Cookie fiend

I don’t tend to get excited over studies on lab rats. I’ll take one human study over 10 animal studies any day of the week.

But this one? Well, this new research from Connecticut College is too good not to share.

This team of researchers designed their experiment to shed light on addiction. But they weren’t just studying neurological responses to illicit drugs. In fact, one of the substances in question was none other than “America’s favorite cookie”–the Oreo.

And surprise, surprise. Its sinister siren strong is just as strong. Maybe even stronger.

The researchers put hungry rats in a maze. On one end of the maze was Oreos, while rice cakes served as a control on the other. They observed how long the rats would spend on the side with the cookies. Then, they compared these findings with results of the same test–but this time, with a shot of cocaine or morphine instead of Oreos, and a saline injection in place of rice cakes.

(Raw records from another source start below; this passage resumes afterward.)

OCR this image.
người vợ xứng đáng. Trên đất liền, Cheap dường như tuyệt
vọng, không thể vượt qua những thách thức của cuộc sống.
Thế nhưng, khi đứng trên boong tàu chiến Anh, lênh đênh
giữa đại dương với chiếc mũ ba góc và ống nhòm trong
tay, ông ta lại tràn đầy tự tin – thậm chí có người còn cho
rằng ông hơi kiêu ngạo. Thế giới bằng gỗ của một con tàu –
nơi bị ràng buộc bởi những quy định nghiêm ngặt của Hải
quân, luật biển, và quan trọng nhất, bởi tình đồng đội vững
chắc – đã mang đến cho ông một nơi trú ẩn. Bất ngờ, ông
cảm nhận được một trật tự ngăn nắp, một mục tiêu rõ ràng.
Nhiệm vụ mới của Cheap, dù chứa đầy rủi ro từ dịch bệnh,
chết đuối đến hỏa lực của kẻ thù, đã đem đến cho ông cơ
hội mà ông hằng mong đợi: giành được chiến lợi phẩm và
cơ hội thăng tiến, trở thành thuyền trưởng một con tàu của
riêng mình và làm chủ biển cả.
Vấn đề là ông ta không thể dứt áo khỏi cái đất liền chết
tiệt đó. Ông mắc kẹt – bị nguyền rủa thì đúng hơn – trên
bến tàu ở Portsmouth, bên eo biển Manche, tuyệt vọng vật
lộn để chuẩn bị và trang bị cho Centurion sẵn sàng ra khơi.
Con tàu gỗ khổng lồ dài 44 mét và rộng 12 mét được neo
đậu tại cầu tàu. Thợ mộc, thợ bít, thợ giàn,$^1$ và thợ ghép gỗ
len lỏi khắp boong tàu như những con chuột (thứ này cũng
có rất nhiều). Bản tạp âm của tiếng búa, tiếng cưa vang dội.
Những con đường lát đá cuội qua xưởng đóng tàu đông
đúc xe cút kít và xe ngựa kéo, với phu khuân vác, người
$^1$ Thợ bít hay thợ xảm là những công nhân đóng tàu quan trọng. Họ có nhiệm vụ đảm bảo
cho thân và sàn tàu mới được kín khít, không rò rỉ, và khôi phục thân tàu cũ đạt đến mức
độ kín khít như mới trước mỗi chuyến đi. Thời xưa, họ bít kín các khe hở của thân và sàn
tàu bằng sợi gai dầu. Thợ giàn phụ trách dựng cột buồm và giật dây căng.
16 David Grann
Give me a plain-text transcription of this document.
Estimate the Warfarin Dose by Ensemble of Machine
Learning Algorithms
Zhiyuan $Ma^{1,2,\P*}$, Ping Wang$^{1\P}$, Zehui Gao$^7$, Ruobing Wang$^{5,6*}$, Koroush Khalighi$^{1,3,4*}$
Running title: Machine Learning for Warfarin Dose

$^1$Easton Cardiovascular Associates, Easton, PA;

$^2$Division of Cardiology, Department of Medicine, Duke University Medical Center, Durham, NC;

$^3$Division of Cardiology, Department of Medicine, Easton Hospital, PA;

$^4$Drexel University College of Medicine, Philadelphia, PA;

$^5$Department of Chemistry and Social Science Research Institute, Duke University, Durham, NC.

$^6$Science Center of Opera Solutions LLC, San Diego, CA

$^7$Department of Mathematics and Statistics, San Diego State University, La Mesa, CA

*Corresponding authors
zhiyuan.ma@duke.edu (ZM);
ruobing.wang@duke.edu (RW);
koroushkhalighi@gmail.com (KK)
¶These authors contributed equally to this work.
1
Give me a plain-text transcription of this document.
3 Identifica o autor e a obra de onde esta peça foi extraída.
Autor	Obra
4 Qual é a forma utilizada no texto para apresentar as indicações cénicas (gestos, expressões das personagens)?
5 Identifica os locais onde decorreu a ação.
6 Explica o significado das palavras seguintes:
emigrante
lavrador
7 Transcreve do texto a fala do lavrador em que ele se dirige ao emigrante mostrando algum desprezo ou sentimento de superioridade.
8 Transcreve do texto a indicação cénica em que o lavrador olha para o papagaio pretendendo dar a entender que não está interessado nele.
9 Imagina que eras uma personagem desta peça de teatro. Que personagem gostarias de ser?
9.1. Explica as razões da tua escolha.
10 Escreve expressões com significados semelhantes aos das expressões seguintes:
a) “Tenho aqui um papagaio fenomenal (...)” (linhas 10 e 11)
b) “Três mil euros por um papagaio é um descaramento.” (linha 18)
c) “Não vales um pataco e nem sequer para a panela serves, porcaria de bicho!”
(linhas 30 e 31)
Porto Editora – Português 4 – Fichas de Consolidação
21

Ultimately, the rats spent similar amounts of time on the side of the maze offering Oreos as they did when illegal drugs were the reward on offer. And the rats’ brain chemistry reflected the reasons behind this choice.

As it turns out, Oreos lit up even more neurons in the rats’ pleasure and reward centers than cocaine or morphine did. And believe it or not, they went straight for the cookie’s middle, too. Just like in the commercials.

So what’s the moral of the story here? You don’t need a dealer to buy this “white stuff.” But don’t kid yourself. The consequences are just as dire.

It’s high time America kicked this killer habit, once and for all.

Connecticut College. “Are Oreos addictive? Research says yes.” ScienceDaily, 15 Oct. 2013. Web. 24 Oct. 2013.